= Wayne Winsley =

Wayne Winsley (born August 13, 1963, in Cleveland, Ohio) is an American motivational speaker, author, and broadcaster. He is the founder and executive director of Brave Enough To Fail Inc. a student motivational program. He was the morning news host for WSTC and WNLK in Norwalk, Stamford, and Connecticut, and the afternoon drive news anchor for WICC 600AM in Bridgeport in Fairfield County, Connecticut.

==Early life and education==
Winsley was raised by his great-grandmother. In 1979, he moved to Stamford, Connecticut, where he lived with his mother and three other siblings. He graduated from Westhill High School in Stamford in 1982. On October 29, 2011, Winsley announced his intention to be the Republican candidate for Congress in 2012 in Connecticut's Third Congressional District. He lost to 11-term incumbent Democrat Rosa DeLauro in the general election.

==Career==
Winsley served in the U.S. Navy and made two Western Pacific tours aboard the carrier USS Enterprise as a member of Viking Squadron 21 out of Naval Air Station North Island.
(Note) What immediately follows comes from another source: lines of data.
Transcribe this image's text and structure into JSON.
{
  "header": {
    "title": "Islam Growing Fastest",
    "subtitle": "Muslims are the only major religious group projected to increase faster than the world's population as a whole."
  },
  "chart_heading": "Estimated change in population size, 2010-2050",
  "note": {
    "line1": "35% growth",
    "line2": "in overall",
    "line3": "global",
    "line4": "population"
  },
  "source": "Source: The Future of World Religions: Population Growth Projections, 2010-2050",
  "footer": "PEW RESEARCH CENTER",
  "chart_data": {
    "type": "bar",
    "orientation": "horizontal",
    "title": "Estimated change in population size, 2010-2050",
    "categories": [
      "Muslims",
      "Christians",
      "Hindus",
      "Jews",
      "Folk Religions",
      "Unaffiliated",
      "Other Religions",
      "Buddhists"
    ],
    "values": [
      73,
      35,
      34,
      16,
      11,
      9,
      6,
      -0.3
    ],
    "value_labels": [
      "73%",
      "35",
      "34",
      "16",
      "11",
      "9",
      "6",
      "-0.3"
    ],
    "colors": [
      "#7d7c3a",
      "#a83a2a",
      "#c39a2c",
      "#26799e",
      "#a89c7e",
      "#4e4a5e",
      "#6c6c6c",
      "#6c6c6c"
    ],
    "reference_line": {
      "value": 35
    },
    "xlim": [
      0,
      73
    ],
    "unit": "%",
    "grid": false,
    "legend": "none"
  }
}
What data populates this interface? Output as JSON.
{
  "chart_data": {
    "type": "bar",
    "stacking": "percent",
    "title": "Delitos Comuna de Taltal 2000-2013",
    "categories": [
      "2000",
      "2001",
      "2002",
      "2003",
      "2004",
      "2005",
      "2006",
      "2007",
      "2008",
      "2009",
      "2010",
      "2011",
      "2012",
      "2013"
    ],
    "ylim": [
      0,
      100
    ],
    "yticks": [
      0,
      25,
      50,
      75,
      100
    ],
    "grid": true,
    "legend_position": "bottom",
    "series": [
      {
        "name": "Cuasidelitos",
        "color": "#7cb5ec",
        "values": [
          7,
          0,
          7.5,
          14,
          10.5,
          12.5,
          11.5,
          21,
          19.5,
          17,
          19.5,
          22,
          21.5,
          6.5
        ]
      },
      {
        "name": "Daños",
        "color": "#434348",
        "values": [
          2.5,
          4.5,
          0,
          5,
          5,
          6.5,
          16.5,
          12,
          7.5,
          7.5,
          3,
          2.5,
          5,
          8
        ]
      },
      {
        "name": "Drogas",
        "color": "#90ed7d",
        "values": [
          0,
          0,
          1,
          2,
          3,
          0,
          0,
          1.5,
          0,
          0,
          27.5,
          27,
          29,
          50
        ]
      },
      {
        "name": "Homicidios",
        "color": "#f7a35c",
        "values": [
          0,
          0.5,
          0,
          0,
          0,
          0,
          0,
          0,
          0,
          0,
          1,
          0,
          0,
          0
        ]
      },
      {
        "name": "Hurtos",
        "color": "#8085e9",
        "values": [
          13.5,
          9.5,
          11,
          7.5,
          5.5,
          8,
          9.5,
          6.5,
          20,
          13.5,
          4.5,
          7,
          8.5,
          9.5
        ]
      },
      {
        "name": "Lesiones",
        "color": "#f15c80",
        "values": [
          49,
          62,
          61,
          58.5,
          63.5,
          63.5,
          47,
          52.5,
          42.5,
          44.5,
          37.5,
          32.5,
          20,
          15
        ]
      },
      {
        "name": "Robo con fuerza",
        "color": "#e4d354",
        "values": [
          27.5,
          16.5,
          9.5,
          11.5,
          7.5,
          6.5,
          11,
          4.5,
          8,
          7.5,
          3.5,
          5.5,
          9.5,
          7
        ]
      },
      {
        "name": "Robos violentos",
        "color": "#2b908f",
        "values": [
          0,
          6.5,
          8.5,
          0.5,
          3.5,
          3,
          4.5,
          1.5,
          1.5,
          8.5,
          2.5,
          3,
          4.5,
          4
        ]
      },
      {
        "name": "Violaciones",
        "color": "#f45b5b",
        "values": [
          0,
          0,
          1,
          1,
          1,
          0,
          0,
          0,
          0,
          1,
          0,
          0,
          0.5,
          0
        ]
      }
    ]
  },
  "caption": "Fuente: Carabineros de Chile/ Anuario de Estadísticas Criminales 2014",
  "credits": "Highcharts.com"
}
In 1989 Winsley worked as a part-time DJ at WRKI I95-FM in Danbury after submitting a demo tape to the radio station. He went from playing rock & roll on the weekends to holding a full-time shift, writing and producing commercials. Winsley was also a radio personality and news caster on WICC 600 AM, and WEBE 108 FM in Bridgeport, Connecticut.

In 1992, Winsley appeared on an episode of A&E's Comedy on the Road. Winsley then went on to produce comedy shows of his own at venues throughout Connecticut.

Winsley was the host of his own issues-oriented talk show, The Wayne Winsley Program, on WINE 940AM and WPUT 1510AM in the Danbury, Connecticut, and Brewster, New York, areas. He was known to listeners as "The Conservative Capitalist".

Wayne moved from the talk studio to the newsroom at WICC 600AM. He went from afternoon news anchor and reporter to host of the morning news show at WSTC-WNLK in the Norwalk and Stamford market.

In 2005, Winsley published his first novel, The Leprechaun Deception, a crime thriller. Since then he has written two sequels: Duplicity and Delusion.